Поднатужившись, Савелий изловчился и чуть приподнял брезент, обмотал лицо майкой и попытался подползти к краю брезента, но это оказалось настолько трудным, что он прополз с метр и понял, что потеряет на такое передвижение все силы. Тогда он решил тащить брезент на себя, благо он был довольно мягким. Вскоре рука, а потом и все тело оказались в опилках.
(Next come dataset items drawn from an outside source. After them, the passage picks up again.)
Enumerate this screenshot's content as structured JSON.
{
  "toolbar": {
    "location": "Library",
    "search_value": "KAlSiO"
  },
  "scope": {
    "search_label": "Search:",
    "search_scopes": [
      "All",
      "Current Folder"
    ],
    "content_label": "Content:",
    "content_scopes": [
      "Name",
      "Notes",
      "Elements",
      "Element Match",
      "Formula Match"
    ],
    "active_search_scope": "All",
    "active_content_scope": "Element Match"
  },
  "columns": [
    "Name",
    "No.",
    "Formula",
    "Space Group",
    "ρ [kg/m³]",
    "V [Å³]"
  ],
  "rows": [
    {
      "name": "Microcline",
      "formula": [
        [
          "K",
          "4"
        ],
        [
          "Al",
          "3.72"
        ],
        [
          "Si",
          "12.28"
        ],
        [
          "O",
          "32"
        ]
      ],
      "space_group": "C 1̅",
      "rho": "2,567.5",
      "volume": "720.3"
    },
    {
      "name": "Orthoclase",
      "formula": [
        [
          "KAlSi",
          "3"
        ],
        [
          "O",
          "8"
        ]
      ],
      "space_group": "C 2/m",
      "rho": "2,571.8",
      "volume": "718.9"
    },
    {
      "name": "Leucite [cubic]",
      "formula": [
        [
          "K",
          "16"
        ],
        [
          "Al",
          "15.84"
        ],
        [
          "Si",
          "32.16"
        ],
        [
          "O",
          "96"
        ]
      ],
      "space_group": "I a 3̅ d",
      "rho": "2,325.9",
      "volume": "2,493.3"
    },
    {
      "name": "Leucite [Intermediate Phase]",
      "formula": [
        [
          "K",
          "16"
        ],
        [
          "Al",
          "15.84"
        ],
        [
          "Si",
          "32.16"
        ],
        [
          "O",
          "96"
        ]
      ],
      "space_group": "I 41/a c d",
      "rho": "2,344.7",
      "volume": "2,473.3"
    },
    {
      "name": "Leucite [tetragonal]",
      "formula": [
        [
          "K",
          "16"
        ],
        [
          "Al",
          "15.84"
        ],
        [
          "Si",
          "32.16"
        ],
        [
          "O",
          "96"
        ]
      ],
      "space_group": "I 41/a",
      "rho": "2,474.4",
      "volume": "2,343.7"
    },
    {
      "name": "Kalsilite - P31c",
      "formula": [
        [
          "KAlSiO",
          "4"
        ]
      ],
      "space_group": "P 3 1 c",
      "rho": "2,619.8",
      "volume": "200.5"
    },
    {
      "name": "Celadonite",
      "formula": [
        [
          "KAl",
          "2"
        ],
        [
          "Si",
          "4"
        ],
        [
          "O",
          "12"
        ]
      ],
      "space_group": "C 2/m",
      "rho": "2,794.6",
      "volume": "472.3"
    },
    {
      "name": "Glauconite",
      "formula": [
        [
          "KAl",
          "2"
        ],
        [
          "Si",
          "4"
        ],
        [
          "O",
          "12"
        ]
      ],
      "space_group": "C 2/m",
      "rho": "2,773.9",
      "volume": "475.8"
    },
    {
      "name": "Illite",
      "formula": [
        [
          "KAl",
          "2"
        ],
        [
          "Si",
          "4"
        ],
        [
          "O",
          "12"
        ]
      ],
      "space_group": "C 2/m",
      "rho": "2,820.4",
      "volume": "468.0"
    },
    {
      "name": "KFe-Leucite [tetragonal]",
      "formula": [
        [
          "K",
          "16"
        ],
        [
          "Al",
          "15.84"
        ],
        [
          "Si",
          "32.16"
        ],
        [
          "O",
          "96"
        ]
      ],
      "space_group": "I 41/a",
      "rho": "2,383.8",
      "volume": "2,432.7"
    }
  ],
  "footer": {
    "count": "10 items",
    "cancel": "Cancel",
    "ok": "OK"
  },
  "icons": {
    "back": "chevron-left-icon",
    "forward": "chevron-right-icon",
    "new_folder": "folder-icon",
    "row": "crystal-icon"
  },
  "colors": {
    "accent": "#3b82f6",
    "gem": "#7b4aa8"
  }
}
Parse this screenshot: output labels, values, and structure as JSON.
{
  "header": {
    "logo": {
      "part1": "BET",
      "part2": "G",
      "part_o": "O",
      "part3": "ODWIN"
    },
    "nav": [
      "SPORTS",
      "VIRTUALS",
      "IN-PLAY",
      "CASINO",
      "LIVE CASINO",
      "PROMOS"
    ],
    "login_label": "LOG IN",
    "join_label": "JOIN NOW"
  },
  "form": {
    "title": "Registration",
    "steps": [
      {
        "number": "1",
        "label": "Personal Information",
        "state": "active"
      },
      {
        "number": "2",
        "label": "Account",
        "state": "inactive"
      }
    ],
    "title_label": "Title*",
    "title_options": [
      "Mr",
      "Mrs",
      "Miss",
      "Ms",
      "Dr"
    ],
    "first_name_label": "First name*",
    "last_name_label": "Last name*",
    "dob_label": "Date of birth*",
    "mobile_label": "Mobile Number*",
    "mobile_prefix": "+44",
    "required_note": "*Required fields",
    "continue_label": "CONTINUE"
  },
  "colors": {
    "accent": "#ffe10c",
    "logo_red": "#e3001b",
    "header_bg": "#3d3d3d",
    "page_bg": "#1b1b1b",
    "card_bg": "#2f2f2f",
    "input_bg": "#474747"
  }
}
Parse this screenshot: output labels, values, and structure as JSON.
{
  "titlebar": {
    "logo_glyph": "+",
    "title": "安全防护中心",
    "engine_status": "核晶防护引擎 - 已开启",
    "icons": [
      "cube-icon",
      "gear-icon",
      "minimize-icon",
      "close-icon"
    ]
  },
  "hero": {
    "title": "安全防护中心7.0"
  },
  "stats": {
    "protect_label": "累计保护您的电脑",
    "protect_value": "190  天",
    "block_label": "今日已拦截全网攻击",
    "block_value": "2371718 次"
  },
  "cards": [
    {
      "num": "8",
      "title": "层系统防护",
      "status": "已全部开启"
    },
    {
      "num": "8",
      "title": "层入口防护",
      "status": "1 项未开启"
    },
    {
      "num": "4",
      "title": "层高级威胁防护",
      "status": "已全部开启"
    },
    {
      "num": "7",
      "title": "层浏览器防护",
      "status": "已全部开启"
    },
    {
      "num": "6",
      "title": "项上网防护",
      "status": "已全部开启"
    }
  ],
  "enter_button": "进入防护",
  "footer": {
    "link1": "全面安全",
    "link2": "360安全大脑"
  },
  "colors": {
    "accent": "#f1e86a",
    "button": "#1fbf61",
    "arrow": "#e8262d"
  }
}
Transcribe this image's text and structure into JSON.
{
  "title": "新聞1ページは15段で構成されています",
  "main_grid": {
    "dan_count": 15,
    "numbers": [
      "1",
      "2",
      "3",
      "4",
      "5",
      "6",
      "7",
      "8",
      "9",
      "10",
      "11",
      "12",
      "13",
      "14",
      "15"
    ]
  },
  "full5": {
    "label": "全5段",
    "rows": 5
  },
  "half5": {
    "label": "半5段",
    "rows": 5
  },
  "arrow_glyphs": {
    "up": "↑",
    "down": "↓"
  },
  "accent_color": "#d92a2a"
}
Дышать стало еще труднее: опилки забивались под самодельную маску, проникали в рот, в уши, в глаза, забивались под рубашку и противно кололи, вызывая сильный зуд. Левый бок, проколотый штырем, пекло, как от раскаленного железа. Закружилась голова, затошнило. Неожиданно Савелий потерял сознание…
Ему вдруг показалось, что он еще совсем маленький, что он еще в детском доме…
ДЕТДОМ
Спальня для мальчиков была довольно унылой: обшарпанные серые стены, тусклый свет от лампочки, единственной на комнату с двадцатью кроватями, еле-еле освещает копошащихся у своих мест коротко подстриженных воспитанников.
— Почему еще не в постелях? — грозно вопрошает вошедшая к ним женщина лет тридцати — их воспитательница, — попавшая на эту работу по недоразумению и всячески подчеркивавшая своим отношением, что имеет право на большее, чем воспитывать этих «неслухов». Крысиное лицо венчал длинный нос, на котором нервно подрагивали очки с круглыми стеклами.
При ее появлении все воспитанники испуганно юркнули под одеяла, и она, довольная переполохом и страхом, внушаемым ее появлением, важно шествовала между рядами кроватей и вдруг заметила пустую.